“Parents should approach the choice of camps much in the same way that they approach the choice of schools. It is a mistake to focus on facilities and activities; ethos and values are key.” — Rich Moss, The Heights School
Summer often evokes images of pool splashing and backyard barbequeing. For some educators though, warm weather months represent a potential loss of skills acquired during an academic year. Known as “brain drain,” this concept refers to research that shows that, on average, students lose one to three months of learning when they are not engaged in academic activities during summer months. Academic camps can address this loss of academic skills while allowing children to enjoy summer fun.
“… Students have the opportunity to explore a topic in depth, without juggling competing scholastic demands or intramural activities,” said Dr. Janine Dewitt, professor of sociology at Marymount University in Arlington.
For example, campers at Summertimes Camp at St. Stephen's & St. Agnes School in Alexandria will have an opportunity to choose from a variety of specialized camps ranging from physics and French to zoology and rocket and space science.
“Specialty camps are great ways to try new things, to expand horizons and to challenge yourself,” said Jim Supple, associate dean of students and director of summer programs at St. Stephen’s & St. Agnes School. “One of the best things about specialty offerings is that there are so many. Children are naturally curious — specialty camps provide a way for children to learn more about their curiosities and interests.”
Campers at 3E (Explore, Enrich, Enjoy) Summer Camp at Marymount University will explore science through nature and electronic gadgets, mathematics through making boats and geodesic domes, language arts through writing stories, and fine arts through creating dramas and cartoons.

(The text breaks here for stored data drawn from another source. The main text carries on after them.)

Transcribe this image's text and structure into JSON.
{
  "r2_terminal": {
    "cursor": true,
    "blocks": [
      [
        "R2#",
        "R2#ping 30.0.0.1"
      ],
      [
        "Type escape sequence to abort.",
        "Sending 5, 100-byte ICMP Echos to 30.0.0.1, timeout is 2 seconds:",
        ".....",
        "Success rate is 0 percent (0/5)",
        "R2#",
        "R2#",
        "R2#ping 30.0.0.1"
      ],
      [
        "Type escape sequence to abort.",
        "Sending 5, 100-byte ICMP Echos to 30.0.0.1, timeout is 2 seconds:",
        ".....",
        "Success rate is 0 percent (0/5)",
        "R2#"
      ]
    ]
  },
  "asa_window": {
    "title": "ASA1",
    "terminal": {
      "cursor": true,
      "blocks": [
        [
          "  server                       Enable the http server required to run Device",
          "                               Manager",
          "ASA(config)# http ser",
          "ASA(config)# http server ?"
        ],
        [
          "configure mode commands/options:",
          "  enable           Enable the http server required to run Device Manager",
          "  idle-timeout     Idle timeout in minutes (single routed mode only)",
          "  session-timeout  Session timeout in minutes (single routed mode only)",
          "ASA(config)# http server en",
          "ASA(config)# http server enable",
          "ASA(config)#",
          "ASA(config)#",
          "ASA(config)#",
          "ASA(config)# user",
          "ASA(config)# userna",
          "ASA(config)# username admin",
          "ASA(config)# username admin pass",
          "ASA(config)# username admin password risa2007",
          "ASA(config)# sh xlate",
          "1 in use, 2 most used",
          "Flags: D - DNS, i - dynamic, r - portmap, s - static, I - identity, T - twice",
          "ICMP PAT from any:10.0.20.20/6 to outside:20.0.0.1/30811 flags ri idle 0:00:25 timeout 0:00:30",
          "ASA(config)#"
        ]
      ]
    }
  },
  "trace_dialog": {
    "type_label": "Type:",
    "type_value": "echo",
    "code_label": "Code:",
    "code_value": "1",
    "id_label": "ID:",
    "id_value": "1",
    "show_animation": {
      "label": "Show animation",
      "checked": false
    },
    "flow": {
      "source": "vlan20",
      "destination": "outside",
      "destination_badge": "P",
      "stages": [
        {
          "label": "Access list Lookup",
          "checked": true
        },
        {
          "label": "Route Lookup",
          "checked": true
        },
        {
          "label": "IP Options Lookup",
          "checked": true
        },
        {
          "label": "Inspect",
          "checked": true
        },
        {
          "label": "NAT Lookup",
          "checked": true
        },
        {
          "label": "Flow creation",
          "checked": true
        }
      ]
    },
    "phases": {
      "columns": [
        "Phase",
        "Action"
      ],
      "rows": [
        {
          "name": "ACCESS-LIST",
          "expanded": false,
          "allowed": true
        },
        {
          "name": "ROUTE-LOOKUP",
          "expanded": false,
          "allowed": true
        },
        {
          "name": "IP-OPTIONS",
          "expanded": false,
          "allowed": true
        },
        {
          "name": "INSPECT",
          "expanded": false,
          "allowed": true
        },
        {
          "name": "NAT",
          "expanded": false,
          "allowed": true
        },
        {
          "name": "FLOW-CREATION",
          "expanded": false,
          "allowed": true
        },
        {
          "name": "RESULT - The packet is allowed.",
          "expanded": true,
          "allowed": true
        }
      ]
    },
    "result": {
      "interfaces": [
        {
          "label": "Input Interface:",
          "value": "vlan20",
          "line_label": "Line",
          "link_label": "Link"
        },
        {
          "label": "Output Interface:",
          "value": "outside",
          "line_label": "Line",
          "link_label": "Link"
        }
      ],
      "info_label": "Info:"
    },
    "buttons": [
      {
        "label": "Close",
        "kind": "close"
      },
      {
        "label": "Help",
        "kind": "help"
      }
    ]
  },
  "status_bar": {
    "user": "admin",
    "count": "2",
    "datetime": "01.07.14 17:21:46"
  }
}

The camp will be offered during two sessions: July 10-14 and July 17-21 with half and full day options for students ages 6 to 12.
Ana Lado, Ph.D., camp director and a professor at Marymount, says that the goal is to give students a chance to brush up on, gain or maintain academic skills in a relaxed environment. “Campers will be in small groups with a low camper to counselor ratio and guided by Marymount University Department of Education faculty, students, and alumni,” she said. “Throughout each week of camp, campers will be able to choose among a variety of projects that pique their interest. Campers will create new social connections, grow academically, and develop physically.
High school students who want an in depth study of globalization can attend Marymount’s D.C. Institute from July 9-12. During the camp, named The Global Village, students will live on campus and earn college credit.
“We will talk about how increasing global connections shape our lives today,” said Dewitt. “Students can expect classroom discussions that focus on a series of central questions followed by field trips to area museums and site visits.”
The Heights School in Potomac, Md. will host academic summer camps in science, math, Latin and creative writing. “Parents should approach the choice of camps much in the same way that they approach the choice of schools,” said Rich Moss of The Heights. “It is a mistake to focus on facilities and activities; ethos and values are key.”
For parents concerned about balancing the need to maintain academic skills with the need for downtime, Dewitt says that, “Parents can prevent academic burnout by limiting the number of scheduled activities over the course of the summer, and selecting only those that foster their child’s natural curiosity. Summer courses that allow students the freedom to select different types of learning activities can be both energizing and fun.”